Unnamed: 0,id,keyword,location,text,target
0,1,,,deed reason earthquake may forgive,1
1,4,,,forest fire near la canada,1
2,5,,,resident ask shelter place notify officer evac...,1
3,6,,,receive wildfire evacuation order,1
4,7,,,get send photo ruby smoke pour school,1


In [25]:
# train = train.dropna(subset=['text'])

In [26]:
train.shape

(7591, 5)

<a id="2"></a> 
#### 1. Feature Selection [⏮️](#1)[👆🏽](#0)[⏭️](#3)

In [27]:
# Concatenate 'text' and 'Keywords' if 'Keywords' is not NaN
# train['combined_text'] = train.apply(
#     # lambda row: f"{row['text']} {row['keyword'] or ''} ".strip(),
#     lambda row: f"{row['text']} {row['keyword'] or ''} {row['location'] or ''}".strip(),

#     axis=1
# )
# X = train['combined_text']
X = train["text"]
y = train['target']
X

0                      deed reason earthquake may forgive
1                              forest fire near la canada
2       resident ask shelter place notify officer evac...
3                       receive wildfire evacuation order
4                   get send photo ruby smoke pour school
                              ...                        
7586     two giant crane hold bridge collapse nearby home
7587    aria control wild fire even northern part stat...
7588                                              volcano
7589    police investigate bike collide car little bik...
7590                     late home raze northern wildfire
Name: text, Length: 7591, dtype: object

##### CHI2 test

In [28]:


# # Sample data - Replace this with your tweets and labels
# data = train
# tweets = data["text"]
# labels = data["target"]

# # Convert text data to numerical features
# vectorizer = CountVectorizer(stop_words='english')
# X = vectorizer.fit_transform(tweets)


# # Apply Chi-Square test
# chi2_scores, p_values = chi2(X, y)

# # Create a DataFrame to view feature names and their scores
# feature_names = vectorizer.get_feature_names_out()
# chi2_df = pd.DataFrame({'Feature': feature_names, 'Chi2 Score': chi2_scores})

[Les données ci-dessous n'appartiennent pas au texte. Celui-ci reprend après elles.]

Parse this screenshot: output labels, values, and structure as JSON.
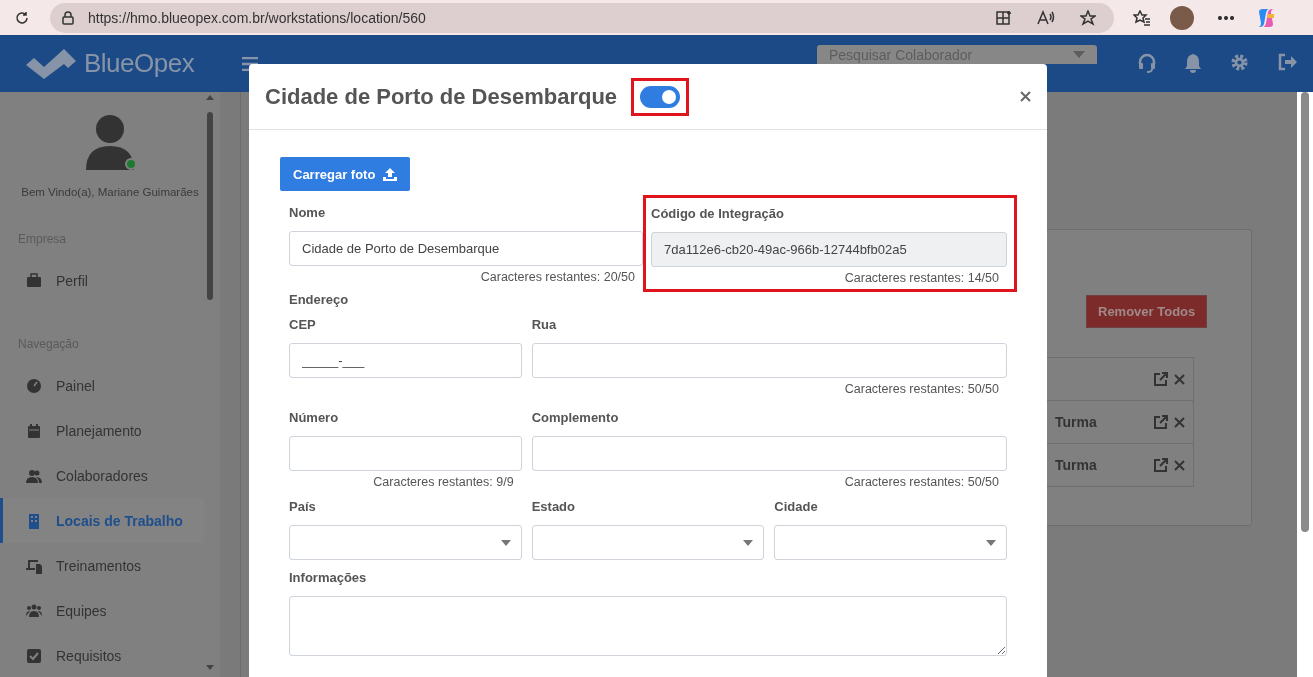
{
  "browser": {
    "url": "https://hmo.blueopex.com.br/workstations/location/560"
  },
  "header": {
    "logo": "BlueOpex",
    "search_placeholder": "Pesquisar Colaborador"
  },
  "sidebar": {
    "welcome": "Bem Vindo(a), Mariane Guimarães",
    "online": true,
    "sections": [
      {
        "title": "Empresa",
        "items": [
          {
            "label": "Perfil",
            "selected": false
          }
        ]
      },
      {
        "title": "Navegação",
        "items": [
          {
            "label": "Painel",
            "selected": false
          },
          {
            "label": "Planejamento",
            "selected": false
          },
          {
            "label": "Colaboradores",
            "selected": false
          },
          {
            "label": "Locais de Trabalho",
            "selected": true
          },
          {
            "label": "Treinamentos",
            "selected": false
          },
          {
            "label": "Equipes",
            "selected": false
          },
          {
            "label": "Requisitos",
            "selected": false
          }
        ]
      }
    ]
  },
  "background_card": {
    "remove_button": "Remover Todos",
    "rows": [
      {},
      {
        "text": "Turma"
      },
      {
        "text": "Turma"
      }
    ]
  },
  "modal": {
    "title": "Cidade de Porto de Desembarque",
    "active": {
      "on": true,
      "highlighted": true
    },
    "upload_button": "Carregar foto",
    "rows": [
      {
        "kind": "fields",
        "fields": [
          {
            "kind": "text",
            "label": "Nome",
            "value": "Cidade de Porto de Desembarque",
            "counter": "Caracteres restantes: 20/50",
            "disabled": false,
            "highlighted": false
          },
          {
            "kind": "text",
            "label": "Código de Integração",
            "value": "7da112e6-cb20-49ac-966b-12744bfb02a5",
            "counter": "Caracteres restantes: 14/50",
            "disabled": true,
            "highlighted": true
          }
        ]
      },
      {
        "kind": "heading",
        "text": "Endereço"
      },
      {
        "kind": "fields",
        "fields": [
          {
            "kind": "text",
            "label": "CEP",
            "value": "_____-___",
            "disabled": false,
            "highlighted": false
          },
          {
            "kind": "text",
            "label": "Rua",
            "counter": "Caracteres restantes: 50/50",
            "disabled": false,
            "highlighted": false
          }
        ]
      },
      {
        "kind": "fields",
        "fields": [
          {
            "kind": "text",
            "label": "Número",
            "counter": "Caracteres restantes: 9/9",
            "disabled": false,
            "highlighted": false
          },
          {
            "kind": "text",
            "label": "Complemento",
            "counter": "Caracteres restantes: 50/50",
            "disabled": false,
            "highlighted": false
          }
        ]
      },
      {
        "kind": "fields",
        "fields": [
          {
            "kind": "select",
            "label": "País"
          },
          {
            "kind": "select",
            "label": "Estado"
          },
          {
            "kind": "select",
            "label": "Cidade"
          }
        ]
      },
      {
        "kind": "fields",
        "fields": [
          {
            "kind": "textarea",
            "label": "Informações"
          }
        ]
      }
    ]
  }
}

# # Sort by Chi2 Score in descending order
# chi2_df = chi2_df.sort_values(by='Chi2 Score', ascending=False)

# # Display the top features
# print(chi2_df.head(20))


<a id="2"></a> 
#### 2. Vectorisation [⏮️](#2)[👆🏽](#0)[⏭️](#4)

##### Bag of words

In [29]:
# cv = CountVectorizer()

In [30]:
# X_vect = cv.fit_transform(X)
# X_vect = X_vect.toarray()

##### TF-IDF

In [31]:
tfidf = TfidfVectorizer()

In [32]:
X_vect = tfidf.fit_transform(X)
X_vect = X_vect.toarray()
X_vect

array([[0., 0., 0., ..., 0., 0., 0.],
       [0., 0., 0., ..., 0., 0., 0.],
       [0., 0., 0., ..., 0., 0., 0.],
       ...,
       [0., 0., 0., ..., 0., 0., 0.],
       [0., 0., 0., ..., 0., 0., 0.],
       [0., 0., 0., ..., 0., 0., 0.]])

In [33]:
# df = pd.DataFrame(X_vect[2].T.todense(),
#     	index=tfidf.get_feature_names_out(), columns=["TF-IDF"])
# df = df.sort_values('TF-IDF', ascending=False)
# df

#### Word2Vec

In [34]:
# # Preprocess the text data
# def preprocess_text(text):
#     # Tokenize the text
#     tokens = word_tokenize(text.lower())
#     return tokens

# # Apply preprocessing to the text data
# X_tokenized = X.apply(preprocess_text)

# # Train Word2Vec model
# word2vec_model = Word2Vec(sentences=X_tokenized, vector_size=100, window=5, min_count=1, workers=4, sg=1)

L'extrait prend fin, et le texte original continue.